As you approach or pass your due date, your provider may discuss ways to start labor to keep you and your baby safe. Many guidelines recommend offering induction around 41 weeks (late-term), and most recommend induction by 42 weeks (post-term), because risks such as stillbirth and newborn complications rise with advancing gestational age.
Induction is also recommended earlier when medical conditions make delivery safer than continuing the pregnancy (for example, high blood pressure, diabetes, concerns about the baby’s growth, or your water breaking without labor).
How labor may be started
- Cervical ripening: A prostaglandin medication (dinoprostone or misoprostol) can be placed in the vagina or given by mouth to soften and open the cervix. A balloon catheter is another common option. Timing varies; contractions may begin within hours and your team will monitor you.
- Oxytocin (Pitocin): An intravenous infusion that starts or strengthens contractions. Dose is adjusted based on your contractions and baby’s heart rate.
- Amniotomy (breaking the water): Your provider may rupture the amniotic sac once the cervix is favorable and the baby’s head is well engaged. It’s often used alongside oxytocin. Routine amniotomy alone is not recommended to speed up a normally progressing labor.

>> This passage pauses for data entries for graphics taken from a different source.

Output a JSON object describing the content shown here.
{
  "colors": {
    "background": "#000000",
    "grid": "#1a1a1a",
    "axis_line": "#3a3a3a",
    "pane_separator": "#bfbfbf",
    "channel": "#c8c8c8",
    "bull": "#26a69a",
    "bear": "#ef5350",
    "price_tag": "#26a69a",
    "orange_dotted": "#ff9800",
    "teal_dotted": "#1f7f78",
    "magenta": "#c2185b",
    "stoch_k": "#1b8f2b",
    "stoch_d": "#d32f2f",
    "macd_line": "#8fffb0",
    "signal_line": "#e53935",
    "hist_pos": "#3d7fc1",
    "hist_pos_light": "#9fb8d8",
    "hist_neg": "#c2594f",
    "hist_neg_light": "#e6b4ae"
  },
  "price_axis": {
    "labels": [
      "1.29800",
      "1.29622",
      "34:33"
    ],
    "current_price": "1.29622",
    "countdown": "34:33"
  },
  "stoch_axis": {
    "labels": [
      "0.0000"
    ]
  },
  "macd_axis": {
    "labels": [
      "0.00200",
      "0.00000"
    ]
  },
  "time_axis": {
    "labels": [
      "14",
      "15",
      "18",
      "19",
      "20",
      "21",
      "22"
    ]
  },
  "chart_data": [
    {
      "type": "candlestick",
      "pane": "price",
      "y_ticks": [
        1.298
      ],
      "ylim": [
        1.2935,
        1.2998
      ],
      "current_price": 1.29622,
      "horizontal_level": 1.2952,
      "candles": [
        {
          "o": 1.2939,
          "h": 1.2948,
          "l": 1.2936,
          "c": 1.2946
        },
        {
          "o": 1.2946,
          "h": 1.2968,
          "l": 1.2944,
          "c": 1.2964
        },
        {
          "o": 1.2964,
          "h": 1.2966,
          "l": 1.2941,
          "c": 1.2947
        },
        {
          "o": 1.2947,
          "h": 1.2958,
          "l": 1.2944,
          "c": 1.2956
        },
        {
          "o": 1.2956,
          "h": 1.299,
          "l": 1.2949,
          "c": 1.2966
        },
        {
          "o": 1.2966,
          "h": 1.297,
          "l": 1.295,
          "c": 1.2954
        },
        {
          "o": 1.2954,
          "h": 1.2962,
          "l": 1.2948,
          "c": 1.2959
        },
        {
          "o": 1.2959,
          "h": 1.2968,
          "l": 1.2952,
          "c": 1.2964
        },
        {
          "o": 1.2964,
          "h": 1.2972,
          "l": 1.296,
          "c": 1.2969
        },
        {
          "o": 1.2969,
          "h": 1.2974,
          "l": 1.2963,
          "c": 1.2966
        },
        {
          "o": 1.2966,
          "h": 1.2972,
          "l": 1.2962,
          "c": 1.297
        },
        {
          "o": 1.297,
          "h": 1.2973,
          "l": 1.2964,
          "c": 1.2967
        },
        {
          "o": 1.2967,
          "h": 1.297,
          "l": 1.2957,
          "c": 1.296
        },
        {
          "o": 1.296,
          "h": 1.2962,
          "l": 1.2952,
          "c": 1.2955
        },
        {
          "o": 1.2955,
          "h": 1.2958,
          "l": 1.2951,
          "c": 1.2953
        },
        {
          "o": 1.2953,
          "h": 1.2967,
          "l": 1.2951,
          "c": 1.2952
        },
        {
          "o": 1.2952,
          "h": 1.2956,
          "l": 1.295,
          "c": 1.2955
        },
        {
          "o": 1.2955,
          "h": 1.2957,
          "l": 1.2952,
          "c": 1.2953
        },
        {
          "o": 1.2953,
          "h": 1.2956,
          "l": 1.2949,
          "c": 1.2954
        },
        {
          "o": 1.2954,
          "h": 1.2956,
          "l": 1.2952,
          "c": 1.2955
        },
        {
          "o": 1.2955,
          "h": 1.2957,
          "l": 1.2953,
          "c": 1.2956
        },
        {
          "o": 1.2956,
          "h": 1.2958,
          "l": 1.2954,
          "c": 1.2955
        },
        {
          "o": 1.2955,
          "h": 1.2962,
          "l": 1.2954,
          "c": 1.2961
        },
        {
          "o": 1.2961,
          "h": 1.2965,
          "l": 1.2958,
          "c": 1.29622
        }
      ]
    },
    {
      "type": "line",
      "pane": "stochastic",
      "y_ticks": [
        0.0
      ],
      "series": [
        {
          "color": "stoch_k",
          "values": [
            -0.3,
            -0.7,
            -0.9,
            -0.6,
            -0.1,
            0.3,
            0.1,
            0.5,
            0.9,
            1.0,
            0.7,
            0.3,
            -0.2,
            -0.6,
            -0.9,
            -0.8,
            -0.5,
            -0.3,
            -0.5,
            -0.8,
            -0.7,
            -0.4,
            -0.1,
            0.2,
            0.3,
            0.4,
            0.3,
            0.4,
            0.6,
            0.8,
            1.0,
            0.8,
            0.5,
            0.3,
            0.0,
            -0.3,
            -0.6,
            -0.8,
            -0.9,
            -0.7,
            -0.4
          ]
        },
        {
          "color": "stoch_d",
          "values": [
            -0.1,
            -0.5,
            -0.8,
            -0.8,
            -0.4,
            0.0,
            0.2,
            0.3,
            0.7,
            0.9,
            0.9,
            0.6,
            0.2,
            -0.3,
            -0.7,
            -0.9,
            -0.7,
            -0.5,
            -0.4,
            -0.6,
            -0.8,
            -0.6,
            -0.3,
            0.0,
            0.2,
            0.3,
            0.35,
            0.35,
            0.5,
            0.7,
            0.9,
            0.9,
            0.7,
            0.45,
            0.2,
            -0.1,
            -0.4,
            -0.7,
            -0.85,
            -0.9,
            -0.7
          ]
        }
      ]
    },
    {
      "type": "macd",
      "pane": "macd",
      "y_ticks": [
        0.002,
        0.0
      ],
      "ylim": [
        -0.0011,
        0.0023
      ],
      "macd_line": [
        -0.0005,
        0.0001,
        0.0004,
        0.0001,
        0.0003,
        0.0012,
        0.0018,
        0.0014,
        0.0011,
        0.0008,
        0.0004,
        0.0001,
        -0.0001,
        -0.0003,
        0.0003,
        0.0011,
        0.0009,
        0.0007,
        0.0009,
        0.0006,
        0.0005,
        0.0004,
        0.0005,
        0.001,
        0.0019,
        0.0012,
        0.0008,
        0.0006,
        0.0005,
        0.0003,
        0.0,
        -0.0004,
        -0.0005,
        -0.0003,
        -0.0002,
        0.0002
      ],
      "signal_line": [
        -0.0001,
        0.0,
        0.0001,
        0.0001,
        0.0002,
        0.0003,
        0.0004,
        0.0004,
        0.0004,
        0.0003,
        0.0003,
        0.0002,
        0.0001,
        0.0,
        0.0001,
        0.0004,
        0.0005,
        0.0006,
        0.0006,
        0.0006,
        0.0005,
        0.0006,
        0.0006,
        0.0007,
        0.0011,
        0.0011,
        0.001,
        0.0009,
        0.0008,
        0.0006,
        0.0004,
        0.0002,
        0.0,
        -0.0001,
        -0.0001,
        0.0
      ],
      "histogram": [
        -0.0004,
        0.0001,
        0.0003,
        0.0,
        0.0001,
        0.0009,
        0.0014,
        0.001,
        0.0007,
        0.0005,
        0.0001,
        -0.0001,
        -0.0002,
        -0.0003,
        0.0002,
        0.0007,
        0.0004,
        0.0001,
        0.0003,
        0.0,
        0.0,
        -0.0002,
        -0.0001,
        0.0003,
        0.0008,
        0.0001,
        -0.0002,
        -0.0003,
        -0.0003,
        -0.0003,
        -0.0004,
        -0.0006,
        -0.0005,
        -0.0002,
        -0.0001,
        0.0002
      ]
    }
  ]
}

- Nipple/breast stimulation: This can increase your body’s oxytocin and may help trigger labor in some low‑risk pregnancies. Evidence is limited; it isn’t appropriate for everyone. Ask your clinician before trying this.
Questions to ask your provider
- Why is induction recommended for me, and what are the alternatives?
- Which methods will you use first? How long might each step take?
- How will my baby and I be monitored?
- What are the potential benefits and risks for me and my baby?
Aim to rest, prepare, and bring your questions. Understanding the plan can help you feel ready for an induced or spontaneous labor.